Comeback critter: Gray wolf
Caring people pass laws to help these canines expand their territory.
A gray wolf pads along a forest edge and cautiously sniffs the ground. His movements trigger a trail camera, which snaps a photo of the animal as he crosses the invisible state line that divides Oregon and California. The lone wolf, nicknamed Journey, is on a quest to find a mate. Journey’s, well, journey doesn’t seem like a big deal, but it is: He's perhaps the first wolf to enter California in nearly a hundred years.
Hunted wolves
Some two million gray wolves once roamed throughout North America. But in the early 1800s, settlers moving westward across what’s now the United States cleared areas of land for ranching and farming. That meant the wolves didn’t have as much natural prey like bison and elk, so they ate livestock instead.
Over the next century, people got rid of the wolves using guns, poison, and traps. By the 1970s, only a few hundred remained in the lower 48 states of the United States, in parts of northern Minnesota and on an island in Lake Superior, one of the Great Lakes.
Experts knew that the animals were in danger of going extinct in the lower 48 states. (Gray wolves in Alaska were never endangered.) "But wolves belong here too," says Carter Niemeyer, a former wolf manager for the U.S. Fish and Wildlife Service.
Back on track
The U.S. government listed the gray wolf under the Endangered Species Act in 1974, which made it illegal to kill or harm the country’s wolves.
"At this time, people wanted to see wolves expand their territory and return to western parts of the United States," biologist Doug Smith says. Gray wolves had been living successfully in Canada for centuries. So in the early 1990s, U.S. and Canadian scientists captured 76 Canadian wolves and released them in parts of Yellowstone National Park in Montana and Wyoming, plus parts of Idaho. "The wolves thrived in their new homes," Smith says. The hope was that the wolves would explore beyond the park’s borders and make their homes in other states, too.

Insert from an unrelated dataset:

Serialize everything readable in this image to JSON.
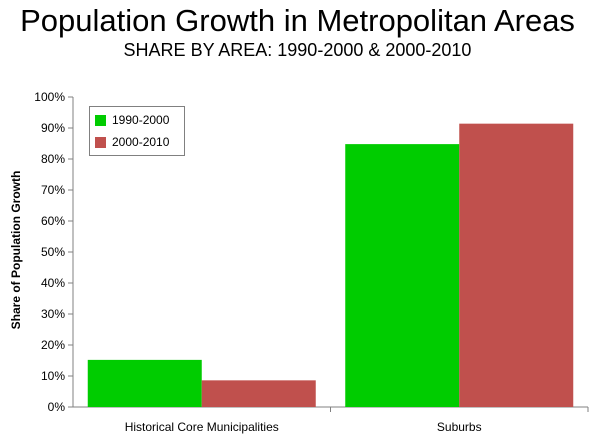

In just 40 years, the gray wolf population grew to about 7,500 in the lower 48 states—plus some 10,000 wolves in Alaska. "We should be really proud that we brought back a species that could’ve been wiped off the map," Smith says.
Pup progress
Today, wolves like Journey continue to return to their former range—and help those ecosystems at the same time. "Wolves influence the number of big animals such as elk. You need that because too many hungry elk can eat too many plants," Niemeyer says. "Other animals, like foxes and bearded vultures, also feed off of what wolves kill." Although conservationists and ranchers still debate what a healthy wolf population means for farms and cities, these wolves aren’t going anywhere.
A few years ago in California, Journey’s lonely arrooo was answered by a small, black wolf: his mate. Together the pair raised at least 16 pups, some of which have gone on to start their own packs—giving conservationists something to howl about.